Fanboys are a half step away from being... bullies.
To be fair, I know that "bully" is a very-loaded word. And there are plenty of fanboys out there who never come close to being outright bullies. But sometimes... it's a short leap - because the more you mindlessly love your chosen tech, the easier it is for you to justify being a real jerk when you realize that I've chosen a different tech.
Fanboys are intellectually stagnant.
Sure, they might still be learning ever-more-intricate techniques to master their Fanboy Technology of Choice, but they spend very little time trying to learn anything outside their fanboy specialty (other than to bash it). Eventually, they might transfer their fanboying to another tech, but they can almost never be counted on to make a reasoned analysis of all options available to them. And they can rarely speak intelligently about the strengths and weaknesses of other approaches.
Fanboys have a spectacularly-high likelihood of generally being butt-wads (technical term).
Being a fanboy doesn't ensure that you're a Grade A jerk, but mannn... it's amazing how many fanboys are Grade A jerks. Even here, on some of my blog posts, I've been amazed by the arrogant attitude some people can throw at you because you've somehow stepped on some sacred corner of their fanboying. I'm not talking about someone simply disagreeing with me. That's fine. And I've been wrong more times than I could possibly count. I'm talking about someone just being arrogant and rude.

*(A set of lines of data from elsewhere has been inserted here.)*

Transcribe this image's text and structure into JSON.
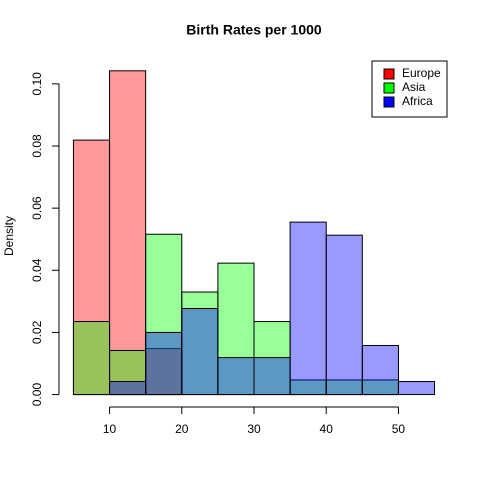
{
  "chart_data": {
    "type": "histogram",
    "title": "Birth Rates per 1000",
    "y_label": "Density",
    "bins": [
      5,
      10,
      15,
      20,
      25,
      30,
      35,
      40,
      45,
      50,
      55
    ],
    "series": [
      {
        "name": "Europe",
        "color": "#ff0000",
        "values": [
          0.0819,
          0.1042,
          0.0148,
          0,
          0,
          0,
          0,
          0,
          0,
          0
        ]
      },
      {
        "name": "Asia",
        "color": "#00ff00",
        "values": [
          0.0235,
          0.0142,
          0.0516,
          0.033,
          0.0423,
          0.0235,
          0.0047,
          0.0047,
          0.0047,
          0
        ]
      },
      {
        "name": "Africa",
        "color": "#0000ff",
        "values": [
          0,
          0.0042,
          0.02,
          0.0277,
          0.0119,
          0.0119,
          0.0555,
          0.0513,
          0.0158,
          0.0042
        ]
      }
    ],
    "fill_opacity": 0.4,
    "xlim": [
      3,
      57
    ],
    "xticks": [
      10,
      20,
      30,
      40,
      50
    ],
    "ylim": [
      -0.004,
      0.108
    ],
    "yticks": [
      {
        "value": 0,
        "label": "0.00"
      },
      {
        "value": 0.02,
        "label": "0.02"
      },
      {
        "value": 0.04,
        "label": "0.04"
      },
      {
        "value": 0.06,
        "label": "0.06"
      },
      {
        "value": 0.08,
        "label": "0.08"
      },
      {
        "value": 0.1,
        "label": "0.10"
      }
    ],
    "legend": "top-right"
  }
}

Look. If you've been in tech even 1/4 of the time that I have, it's nearly impossible to avoid ever becoming a fanboy with regard to any particular tech. Sometimes it just... happens. You see that hot new tech. Your colleagues think it's hot, too. Next thing you know, you're sending it text messages throughout the day. Then you're writing it full-fledged fan letters. Then you're getting it tattooed on your arm.
Hey... it happens.
But if you care, at all, about your profession. And if you have any desire whatsoever to grow, and learn, and not become a Royal Douchebag along the way, you should make every possible attempt to avoid becoming a full-on fanboy at all costs.